Question

Four simple harmonic vibrations are: ${{y}_{1}}=8\cos \omega t$, ${{y}_{2}}=4\cos \left( \omega t+\dfrac{\pi }{2} \right)$, ${{y}_{3}}=2\cos \left( \omega t+\pi \right)$, ${{y}_{4}}=\cos \left( \omega t+\dfrac{3\pi }{2} \right)$, magnitude and direction of resultant is:
A.$\sqrt{45}\text{ and }{{\tan }^{-1}}\left( \dfrac{1}{2} \right)$
B.$\sqrt{45}\text{ and }{{\tan }^{-1}}\left( \dfrac{1}{3} \right)$
C.$\sqrt{75}\text{ and }{{\tan }^{-1}}\left( 2 \right)$
D.$\sqrt{75}\text{ and }{{\tan }^{-1}}\left( \dfrac{1}{3} \right)$

Answer 1

Hint: To solve this problem, first we need to simplify the given equations in the question into a simpler form to ease out the question by using trigonometric identities. After that we can proceed to calculate the resultant and direction of the resultant wave with the help of superposition principle.

Complete answer:
Let us first start by simplifying the equations by using trigonometric identities that are known to us. There is no need to simplify ${{y}_{1}}$, because it is already in the simplest form.

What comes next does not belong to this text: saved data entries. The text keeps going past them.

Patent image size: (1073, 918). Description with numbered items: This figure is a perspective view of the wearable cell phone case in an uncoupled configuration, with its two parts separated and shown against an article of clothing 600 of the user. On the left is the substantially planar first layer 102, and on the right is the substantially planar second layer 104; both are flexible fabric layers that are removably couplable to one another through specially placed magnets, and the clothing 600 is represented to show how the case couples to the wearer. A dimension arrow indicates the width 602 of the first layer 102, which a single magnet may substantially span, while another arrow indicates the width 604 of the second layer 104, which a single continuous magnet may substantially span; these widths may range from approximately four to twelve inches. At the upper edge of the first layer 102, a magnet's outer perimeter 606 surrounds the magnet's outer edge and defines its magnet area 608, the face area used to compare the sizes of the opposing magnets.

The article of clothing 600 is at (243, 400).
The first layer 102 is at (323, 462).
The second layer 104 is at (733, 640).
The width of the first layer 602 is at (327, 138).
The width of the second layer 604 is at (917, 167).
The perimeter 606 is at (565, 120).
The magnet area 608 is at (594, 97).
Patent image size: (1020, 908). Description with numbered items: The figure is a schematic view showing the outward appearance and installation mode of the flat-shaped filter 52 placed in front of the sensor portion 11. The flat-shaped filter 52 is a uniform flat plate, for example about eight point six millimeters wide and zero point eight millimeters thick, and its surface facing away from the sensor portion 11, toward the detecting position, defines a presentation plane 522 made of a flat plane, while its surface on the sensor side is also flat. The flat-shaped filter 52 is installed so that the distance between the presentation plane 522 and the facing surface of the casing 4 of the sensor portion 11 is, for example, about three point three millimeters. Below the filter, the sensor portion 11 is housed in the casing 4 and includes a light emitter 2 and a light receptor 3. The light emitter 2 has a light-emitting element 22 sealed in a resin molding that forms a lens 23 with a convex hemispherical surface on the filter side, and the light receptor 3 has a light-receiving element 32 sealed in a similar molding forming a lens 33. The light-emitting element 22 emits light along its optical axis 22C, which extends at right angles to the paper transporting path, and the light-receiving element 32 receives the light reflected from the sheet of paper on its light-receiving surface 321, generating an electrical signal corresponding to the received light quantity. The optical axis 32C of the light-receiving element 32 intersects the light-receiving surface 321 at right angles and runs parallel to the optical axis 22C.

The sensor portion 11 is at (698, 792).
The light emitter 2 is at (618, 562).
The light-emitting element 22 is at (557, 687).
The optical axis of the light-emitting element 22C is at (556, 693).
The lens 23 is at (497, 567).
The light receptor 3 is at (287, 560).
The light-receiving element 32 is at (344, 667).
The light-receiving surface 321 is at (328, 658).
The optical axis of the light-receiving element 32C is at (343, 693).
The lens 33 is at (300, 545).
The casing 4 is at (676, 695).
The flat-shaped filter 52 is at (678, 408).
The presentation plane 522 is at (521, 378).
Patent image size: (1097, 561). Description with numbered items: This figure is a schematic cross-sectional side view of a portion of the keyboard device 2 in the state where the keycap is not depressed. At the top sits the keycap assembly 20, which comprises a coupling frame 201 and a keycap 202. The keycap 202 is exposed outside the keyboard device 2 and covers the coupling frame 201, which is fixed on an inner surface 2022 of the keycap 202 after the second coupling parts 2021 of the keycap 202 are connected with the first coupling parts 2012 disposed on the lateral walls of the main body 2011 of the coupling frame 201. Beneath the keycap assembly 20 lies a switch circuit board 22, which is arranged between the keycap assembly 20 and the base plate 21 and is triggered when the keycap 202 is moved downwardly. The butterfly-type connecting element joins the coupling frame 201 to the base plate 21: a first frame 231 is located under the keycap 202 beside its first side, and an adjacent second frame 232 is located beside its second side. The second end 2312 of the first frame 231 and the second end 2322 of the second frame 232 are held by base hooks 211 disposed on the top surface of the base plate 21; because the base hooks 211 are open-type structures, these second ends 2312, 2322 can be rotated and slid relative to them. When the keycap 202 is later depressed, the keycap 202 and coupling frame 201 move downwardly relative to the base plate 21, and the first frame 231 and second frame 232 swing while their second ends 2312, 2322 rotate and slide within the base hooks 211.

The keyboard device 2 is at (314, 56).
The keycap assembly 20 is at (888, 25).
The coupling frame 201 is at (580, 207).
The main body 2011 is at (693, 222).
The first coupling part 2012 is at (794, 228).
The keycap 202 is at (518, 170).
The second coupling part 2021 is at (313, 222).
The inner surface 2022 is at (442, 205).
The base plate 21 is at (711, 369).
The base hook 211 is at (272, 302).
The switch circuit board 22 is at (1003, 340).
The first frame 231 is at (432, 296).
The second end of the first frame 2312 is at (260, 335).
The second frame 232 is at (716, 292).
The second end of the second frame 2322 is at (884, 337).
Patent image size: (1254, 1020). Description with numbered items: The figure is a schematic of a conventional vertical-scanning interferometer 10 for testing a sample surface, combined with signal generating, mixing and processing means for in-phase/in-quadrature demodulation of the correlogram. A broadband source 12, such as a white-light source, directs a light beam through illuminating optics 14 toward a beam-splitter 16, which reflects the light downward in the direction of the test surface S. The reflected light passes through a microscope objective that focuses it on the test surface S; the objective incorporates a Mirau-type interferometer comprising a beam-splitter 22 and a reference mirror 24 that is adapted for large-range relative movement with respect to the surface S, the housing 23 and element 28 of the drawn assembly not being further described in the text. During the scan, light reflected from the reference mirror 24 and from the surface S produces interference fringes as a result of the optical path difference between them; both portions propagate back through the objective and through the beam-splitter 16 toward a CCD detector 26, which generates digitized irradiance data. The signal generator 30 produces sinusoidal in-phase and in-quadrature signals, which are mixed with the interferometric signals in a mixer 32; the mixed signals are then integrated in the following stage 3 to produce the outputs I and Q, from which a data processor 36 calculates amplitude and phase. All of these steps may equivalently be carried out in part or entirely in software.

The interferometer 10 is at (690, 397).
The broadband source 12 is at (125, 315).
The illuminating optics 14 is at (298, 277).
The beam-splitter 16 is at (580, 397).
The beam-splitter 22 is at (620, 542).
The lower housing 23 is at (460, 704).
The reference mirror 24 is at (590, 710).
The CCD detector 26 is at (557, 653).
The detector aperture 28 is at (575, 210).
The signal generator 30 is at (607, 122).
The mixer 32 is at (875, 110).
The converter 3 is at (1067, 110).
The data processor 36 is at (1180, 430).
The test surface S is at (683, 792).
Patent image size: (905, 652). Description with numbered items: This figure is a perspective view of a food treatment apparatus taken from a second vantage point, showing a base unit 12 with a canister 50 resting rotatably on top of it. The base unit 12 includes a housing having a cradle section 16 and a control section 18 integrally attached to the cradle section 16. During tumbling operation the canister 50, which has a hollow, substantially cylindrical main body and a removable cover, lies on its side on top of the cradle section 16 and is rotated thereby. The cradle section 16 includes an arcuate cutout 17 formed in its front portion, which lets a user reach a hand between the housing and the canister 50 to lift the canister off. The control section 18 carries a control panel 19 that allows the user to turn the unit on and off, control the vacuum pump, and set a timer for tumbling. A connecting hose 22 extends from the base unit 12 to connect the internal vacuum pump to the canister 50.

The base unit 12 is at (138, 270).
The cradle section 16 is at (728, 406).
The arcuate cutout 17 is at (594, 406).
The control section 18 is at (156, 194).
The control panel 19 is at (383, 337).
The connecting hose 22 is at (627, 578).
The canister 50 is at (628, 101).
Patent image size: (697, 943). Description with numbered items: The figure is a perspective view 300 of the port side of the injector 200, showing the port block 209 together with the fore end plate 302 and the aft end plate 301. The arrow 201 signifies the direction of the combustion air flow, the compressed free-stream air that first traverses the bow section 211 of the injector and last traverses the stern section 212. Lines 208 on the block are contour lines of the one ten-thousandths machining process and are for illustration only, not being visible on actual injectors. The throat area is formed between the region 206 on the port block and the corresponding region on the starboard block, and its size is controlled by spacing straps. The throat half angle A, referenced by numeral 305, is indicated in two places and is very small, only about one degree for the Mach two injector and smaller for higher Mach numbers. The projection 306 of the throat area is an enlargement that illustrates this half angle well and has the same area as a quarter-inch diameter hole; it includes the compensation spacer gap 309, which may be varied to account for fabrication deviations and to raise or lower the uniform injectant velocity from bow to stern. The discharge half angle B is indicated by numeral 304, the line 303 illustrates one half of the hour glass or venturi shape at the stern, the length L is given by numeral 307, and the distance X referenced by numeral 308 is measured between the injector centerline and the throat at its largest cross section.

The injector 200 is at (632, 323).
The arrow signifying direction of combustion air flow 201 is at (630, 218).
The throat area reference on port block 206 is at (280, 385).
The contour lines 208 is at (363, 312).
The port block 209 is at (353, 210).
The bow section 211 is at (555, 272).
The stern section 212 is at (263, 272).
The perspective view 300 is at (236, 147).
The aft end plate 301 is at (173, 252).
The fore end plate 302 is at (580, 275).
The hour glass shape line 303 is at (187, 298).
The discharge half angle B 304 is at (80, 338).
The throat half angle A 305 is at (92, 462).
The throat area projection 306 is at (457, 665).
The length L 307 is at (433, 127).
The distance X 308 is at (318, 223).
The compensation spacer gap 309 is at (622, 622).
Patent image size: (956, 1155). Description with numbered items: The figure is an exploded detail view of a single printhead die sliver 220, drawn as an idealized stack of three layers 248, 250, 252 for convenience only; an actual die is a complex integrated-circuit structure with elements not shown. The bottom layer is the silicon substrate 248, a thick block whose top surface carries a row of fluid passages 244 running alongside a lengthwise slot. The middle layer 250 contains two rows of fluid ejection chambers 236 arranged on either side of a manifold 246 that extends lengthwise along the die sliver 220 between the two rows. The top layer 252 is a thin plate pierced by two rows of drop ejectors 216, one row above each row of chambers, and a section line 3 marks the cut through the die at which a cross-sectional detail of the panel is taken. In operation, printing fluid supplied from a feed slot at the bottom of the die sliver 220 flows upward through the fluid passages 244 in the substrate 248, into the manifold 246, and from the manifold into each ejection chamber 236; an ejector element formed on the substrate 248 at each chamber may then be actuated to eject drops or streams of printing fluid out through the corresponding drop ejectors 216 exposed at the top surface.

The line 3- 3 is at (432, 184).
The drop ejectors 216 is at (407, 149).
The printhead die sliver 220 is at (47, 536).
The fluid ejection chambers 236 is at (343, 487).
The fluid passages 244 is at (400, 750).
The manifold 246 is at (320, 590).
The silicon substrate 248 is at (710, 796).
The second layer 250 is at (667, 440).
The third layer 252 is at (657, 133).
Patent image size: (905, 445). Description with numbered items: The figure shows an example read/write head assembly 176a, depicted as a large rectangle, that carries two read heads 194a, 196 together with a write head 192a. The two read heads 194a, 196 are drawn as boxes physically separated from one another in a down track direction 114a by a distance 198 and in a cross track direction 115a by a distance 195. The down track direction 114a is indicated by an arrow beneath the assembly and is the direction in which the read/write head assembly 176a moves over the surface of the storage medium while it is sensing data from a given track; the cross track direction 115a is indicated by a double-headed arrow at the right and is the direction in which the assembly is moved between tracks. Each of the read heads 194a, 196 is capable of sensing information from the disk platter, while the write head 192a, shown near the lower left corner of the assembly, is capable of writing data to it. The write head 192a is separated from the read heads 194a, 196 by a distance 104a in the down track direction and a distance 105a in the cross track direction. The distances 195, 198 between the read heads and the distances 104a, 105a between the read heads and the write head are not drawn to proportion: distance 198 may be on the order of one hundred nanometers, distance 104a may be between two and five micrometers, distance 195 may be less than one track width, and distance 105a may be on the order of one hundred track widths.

Let us simplify the others to make our work easier:
For the simple harmonic vibration ${{y}_{2}}$, its simplest form will be:
$\begin{align}
  & {{y}_{2}}=4\cos \left( \omega t+\dfrac{\pi }{2} \right) \\
 & \Rightarrow -4\sin \left( \omega t \right) \\
\end{align}$
For the simple harmonic vibration ${{y}_{3}}$ its simplest form will be as follows:
$\begin{align}
  & {{y}_{3}}=2\cos \left( \omega t+\pi \right) \\
 & \Rightarrow {{y}_{3}}=-2\cos \left( \omega t \right) \\
\end{align}$
For the simple harmonic vibration ${{y}_{4}}$ its simplest form will be as follows:
$\begin{align}
  & {{y}_{4}}=\cos \left( \omega t+\dfrac{3\pi }{2} \right) \\
 & \Rightarrow {{y}_{4}}=\sin \left( \omega t \right) \\
\end{align}$
The resultant of the given simple harmonic vibrations will be the summation of all the simple harmonic vibrations according to the superposition theorem and will be as follows:
\[\begin{align}
  & y={{y}_{1}}+{{y}_{2}}+{{y}_{3}}+{{y}_{4}} \\
 & \Rightarrow y=8\cos \omega t-4\sin \omega t-2\cos \omega t+\sin \omega t \\
 & \Rightarrow y=6\cos \omega t-3\sin \omega t \\
\end{align}\]
The magnitude of the resultant simple harmonic vibrations will be:
\[\begin{align}
  & \left| y \right|=\sqrt{{{6}^{2}}+{{3}^{2}}} \\
 & \Rightarrow \left| y \right|=\sqrt{36+9} \\
 & \therefore \left| y \right|=\sqrt{45} \\
\end{align}\]
The direction of the resultant of the four simple harmonic vibrations will be as follows:
$\begin{align}
  & \tan \phi =\dfrac{3}{6} \\
 & \Rightarrow \tan \phi =\dfrac{1}{2} \\
 & \therefore \phi ={{\tan }^{-1}}\left( \dfrac{1}{2} \right) \\
\end{align}$

Thus, the correct option is $A$.

Note:
There might be a confusion on the positive signs and the negative signs while converting the sine into cosine and vice versa, we need to remember that all trigonometric functions are positive in first quadrant, only sine is positive in second quadrant, only tan in positive in third quadrant and only cosine is positive in the fourth quadrant.